Saint Lucia’s first known inhabitants were Arawaks, believed to have come from northern South America around 200-400 CE. Numerous archaeological sites on the island have produced specimens of the Arawak’s’ well-developed pottery. Caribs gradually replaced Arawak’s during the period from 800 to 1000 CE.
Europeans first landed on the island in either 1492 or 1502 during Spain’s early exploration of the Caribbean. The British failed in their first attempts at colonization in the early 17th century. The island was first settled by the French, who signed a treaty with the local Caribs in 1660. Like the British and Dutch, the French began to develop the island for the cultivation of sugar cane on extensive plantations.

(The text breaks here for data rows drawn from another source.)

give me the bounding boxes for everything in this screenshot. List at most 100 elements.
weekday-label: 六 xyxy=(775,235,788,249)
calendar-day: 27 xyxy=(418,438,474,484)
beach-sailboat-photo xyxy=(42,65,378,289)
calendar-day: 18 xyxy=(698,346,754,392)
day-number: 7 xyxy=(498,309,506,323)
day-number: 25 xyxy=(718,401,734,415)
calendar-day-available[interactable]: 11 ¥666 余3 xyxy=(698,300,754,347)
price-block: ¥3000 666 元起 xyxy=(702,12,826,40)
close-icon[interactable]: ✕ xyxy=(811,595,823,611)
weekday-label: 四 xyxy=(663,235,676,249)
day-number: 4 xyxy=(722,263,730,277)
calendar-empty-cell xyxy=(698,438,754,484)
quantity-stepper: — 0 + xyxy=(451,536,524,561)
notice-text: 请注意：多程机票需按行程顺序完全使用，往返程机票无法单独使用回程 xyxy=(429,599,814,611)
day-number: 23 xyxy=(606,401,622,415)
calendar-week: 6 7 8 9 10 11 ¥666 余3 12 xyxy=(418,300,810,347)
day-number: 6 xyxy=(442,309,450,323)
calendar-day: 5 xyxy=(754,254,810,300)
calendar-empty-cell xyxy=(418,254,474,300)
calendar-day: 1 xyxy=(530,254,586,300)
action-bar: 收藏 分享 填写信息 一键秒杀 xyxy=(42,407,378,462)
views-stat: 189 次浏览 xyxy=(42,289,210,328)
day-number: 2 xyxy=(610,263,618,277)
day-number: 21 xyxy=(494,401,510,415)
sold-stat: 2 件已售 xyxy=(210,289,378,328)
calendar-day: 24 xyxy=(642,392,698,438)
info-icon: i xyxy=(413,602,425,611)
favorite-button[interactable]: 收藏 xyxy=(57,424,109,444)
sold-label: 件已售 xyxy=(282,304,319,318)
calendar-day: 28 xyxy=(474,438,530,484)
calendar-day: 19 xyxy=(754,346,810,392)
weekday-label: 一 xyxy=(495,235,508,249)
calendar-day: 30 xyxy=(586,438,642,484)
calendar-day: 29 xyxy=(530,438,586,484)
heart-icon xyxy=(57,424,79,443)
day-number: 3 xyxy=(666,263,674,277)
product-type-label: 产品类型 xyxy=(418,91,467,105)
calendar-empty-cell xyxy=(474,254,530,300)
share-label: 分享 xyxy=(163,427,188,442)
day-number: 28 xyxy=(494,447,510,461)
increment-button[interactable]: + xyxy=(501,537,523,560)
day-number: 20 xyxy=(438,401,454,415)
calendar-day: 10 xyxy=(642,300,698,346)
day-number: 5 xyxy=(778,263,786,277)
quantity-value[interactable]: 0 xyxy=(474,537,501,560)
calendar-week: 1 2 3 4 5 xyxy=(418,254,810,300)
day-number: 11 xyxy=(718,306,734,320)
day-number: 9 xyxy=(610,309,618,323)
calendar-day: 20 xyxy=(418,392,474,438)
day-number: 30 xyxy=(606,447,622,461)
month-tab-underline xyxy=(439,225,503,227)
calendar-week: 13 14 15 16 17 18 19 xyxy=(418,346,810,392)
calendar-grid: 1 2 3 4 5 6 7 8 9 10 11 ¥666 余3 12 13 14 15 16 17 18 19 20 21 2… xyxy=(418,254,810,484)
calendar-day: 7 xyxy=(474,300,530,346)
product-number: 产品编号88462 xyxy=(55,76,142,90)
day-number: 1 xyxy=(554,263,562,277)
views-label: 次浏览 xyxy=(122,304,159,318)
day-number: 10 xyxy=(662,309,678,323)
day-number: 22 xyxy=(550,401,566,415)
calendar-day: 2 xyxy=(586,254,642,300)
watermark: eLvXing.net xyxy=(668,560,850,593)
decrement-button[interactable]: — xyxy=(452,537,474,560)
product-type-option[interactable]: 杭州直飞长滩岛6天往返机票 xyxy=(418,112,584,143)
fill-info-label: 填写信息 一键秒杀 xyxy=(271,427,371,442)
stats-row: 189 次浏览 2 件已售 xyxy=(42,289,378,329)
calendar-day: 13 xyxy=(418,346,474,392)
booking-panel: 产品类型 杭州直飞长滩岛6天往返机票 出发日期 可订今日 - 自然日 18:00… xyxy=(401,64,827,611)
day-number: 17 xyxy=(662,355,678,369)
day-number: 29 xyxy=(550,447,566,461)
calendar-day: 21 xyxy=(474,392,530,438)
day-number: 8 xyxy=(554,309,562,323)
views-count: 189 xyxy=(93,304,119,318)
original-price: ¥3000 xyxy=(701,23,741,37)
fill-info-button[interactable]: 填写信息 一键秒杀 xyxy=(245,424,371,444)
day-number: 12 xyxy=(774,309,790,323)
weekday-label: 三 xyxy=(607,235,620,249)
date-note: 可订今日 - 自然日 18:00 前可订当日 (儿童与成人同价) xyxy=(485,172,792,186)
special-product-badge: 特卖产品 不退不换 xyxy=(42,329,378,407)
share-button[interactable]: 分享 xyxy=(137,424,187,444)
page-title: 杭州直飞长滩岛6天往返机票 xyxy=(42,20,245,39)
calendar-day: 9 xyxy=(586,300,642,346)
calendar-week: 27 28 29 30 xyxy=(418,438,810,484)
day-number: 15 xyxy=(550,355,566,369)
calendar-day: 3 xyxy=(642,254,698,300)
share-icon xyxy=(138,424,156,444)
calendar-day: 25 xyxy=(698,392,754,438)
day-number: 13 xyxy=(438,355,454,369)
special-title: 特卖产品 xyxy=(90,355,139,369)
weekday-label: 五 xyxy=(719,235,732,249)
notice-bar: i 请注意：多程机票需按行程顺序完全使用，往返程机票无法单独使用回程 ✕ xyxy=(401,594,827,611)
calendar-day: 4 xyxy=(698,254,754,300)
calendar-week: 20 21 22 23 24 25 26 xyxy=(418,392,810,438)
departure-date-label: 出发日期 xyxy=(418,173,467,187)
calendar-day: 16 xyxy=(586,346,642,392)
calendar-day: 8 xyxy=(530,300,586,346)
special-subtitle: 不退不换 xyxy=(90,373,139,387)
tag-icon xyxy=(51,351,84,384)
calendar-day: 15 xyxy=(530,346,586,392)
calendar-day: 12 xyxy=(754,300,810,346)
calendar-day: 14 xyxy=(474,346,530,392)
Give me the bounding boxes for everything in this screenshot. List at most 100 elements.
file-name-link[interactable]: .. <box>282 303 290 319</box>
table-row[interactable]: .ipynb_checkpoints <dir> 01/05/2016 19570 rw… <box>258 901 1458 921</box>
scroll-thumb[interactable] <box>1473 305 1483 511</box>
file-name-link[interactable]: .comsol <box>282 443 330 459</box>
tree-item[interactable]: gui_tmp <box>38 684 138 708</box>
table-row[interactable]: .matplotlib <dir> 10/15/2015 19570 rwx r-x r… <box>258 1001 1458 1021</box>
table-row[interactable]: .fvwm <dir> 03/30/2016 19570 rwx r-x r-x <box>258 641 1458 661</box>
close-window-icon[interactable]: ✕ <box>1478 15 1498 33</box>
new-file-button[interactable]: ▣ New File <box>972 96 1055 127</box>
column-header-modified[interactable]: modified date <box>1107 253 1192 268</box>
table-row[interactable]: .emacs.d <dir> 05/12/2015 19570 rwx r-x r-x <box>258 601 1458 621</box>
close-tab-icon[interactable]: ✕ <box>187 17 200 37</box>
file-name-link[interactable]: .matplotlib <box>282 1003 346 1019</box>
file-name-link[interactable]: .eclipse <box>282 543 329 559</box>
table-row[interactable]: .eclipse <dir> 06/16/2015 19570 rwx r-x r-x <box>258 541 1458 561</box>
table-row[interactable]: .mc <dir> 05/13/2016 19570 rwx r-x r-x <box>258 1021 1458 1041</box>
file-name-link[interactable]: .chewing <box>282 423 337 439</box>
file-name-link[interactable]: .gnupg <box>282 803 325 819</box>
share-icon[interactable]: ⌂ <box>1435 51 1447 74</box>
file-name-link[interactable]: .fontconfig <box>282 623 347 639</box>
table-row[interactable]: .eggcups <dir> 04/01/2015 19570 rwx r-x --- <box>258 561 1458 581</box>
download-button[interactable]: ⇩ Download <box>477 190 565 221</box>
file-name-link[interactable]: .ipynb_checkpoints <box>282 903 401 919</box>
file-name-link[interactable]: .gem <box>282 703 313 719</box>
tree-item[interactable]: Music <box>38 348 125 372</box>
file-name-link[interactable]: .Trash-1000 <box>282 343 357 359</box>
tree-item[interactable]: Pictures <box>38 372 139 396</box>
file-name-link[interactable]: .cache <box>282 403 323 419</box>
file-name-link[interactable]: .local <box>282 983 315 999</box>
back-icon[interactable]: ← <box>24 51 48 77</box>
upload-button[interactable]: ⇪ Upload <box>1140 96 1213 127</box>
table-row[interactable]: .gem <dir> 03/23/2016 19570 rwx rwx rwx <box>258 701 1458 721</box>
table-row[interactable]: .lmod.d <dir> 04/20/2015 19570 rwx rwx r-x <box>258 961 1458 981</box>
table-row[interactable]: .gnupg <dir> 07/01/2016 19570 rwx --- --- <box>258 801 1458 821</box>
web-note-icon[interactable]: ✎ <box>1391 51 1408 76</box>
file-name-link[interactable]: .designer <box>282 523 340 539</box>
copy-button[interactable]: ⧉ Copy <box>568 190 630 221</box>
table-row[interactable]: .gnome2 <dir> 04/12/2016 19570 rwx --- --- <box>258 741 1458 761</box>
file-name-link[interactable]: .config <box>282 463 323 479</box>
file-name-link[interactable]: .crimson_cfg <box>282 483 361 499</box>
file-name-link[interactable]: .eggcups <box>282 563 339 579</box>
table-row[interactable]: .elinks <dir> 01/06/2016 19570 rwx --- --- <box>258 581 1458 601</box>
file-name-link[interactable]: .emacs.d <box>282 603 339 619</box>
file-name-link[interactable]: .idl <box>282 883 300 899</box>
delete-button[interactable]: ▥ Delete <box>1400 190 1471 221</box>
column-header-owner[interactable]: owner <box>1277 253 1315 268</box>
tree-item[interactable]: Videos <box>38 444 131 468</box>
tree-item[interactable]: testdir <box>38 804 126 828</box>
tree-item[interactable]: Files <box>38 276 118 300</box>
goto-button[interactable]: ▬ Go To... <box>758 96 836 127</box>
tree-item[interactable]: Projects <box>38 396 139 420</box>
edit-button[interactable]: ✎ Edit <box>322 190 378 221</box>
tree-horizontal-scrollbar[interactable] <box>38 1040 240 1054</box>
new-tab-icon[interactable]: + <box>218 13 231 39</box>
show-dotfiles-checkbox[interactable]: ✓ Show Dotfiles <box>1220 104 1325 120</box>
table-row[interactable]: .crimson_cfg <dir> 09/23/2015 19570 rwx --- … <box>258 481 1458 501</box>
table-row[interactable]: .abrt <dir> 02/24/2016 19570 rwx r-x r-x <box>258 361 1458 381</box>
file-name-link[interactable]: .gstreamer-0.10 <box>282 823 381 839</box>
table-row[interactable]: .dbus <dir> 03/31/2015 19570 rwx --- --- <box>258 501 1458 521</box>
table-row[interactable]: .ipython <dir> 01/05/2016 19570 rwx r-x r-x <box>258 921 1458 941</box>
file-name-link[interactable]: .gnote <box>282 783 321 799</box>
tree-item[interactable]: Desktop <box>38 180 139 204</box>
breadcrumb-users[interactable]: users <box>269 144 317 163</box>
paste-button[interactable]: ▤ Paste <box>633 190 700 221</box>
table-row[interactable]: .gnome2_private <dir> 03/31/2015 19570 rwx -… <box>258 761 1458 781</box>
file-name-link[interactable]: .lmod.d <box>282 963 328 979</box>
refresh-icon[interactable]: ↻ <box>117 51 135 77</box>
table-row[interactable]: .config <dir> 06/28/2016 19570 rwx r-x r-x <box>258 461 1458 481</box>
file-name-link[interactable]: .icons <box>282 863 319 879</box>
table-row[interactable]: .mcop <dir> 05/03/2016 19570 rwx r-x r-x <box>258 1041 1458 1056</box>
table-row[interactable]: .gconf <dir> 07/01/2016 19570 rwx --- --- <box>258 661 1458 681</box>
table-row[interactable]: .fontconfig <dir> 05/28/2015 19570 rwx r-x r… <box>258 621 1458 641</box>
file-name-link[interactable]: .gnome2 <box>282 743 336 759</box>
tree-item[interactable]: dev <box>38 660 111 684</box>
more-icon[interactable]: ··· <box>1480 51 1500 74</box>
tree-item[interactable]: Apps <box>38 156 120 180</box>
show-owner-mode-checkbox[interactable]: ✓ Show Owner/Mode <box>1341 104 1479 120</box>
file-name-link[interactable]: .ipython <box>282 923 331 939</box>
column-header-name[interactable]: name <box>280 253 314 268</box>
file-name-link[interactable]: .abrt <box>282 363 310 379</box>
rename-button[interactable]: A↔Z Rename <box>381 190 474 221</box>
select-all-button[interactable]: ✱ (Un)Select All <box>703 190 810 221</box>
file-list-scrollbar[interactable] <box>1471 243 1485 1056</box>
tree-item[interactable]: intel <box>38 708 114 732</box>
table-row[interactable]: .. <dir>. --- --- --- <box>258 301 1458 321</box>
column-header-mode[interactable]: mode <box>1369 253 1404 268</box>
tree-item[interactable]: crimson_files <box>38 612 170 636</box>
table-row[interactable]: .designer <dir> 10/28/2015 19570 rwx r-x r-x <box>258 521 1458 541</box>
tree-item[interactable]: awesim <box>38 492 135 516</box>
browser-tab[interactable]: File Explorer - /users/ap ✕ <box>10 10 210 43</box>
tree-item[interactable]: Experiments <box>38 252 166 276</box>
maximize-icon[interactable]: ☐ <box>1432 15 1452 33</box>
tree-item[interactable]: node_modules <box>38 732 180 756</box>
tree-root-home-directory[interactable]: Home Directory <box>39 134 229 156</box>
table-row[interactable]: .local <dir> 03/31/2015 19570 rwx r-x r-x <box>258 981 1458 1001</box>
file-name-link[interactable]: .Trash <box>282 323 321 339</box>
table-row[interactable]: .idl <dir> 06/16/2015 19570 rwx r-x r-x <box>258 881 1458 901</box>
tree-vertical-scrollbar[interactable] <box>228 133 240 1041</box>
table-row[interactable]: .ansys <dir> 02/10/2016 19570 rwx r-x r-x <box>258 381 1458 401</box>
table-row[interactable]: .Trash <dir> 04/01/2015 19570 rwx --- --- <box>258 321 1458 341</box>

Caribbean conditions were hard, and many slaves died before they lived long enough to have children. The French (and later British) continued to import slaves until the latter nation abolished the trade, and then the legal institution. By that time, people of ethnic African descent greatly outnumbered those of ethnic European background.
Thereafter Saint Lucia was much contested by the two European powers until the British secured it in 1814. It was part of the British Windward Islands colony. It joined the West Indies Federation (1958–62) when the colony was dissolved. In 1967, Saint Lucia became one of the six members of the West Indies Associated States, with internal self-government. In 1979 it gained full independence.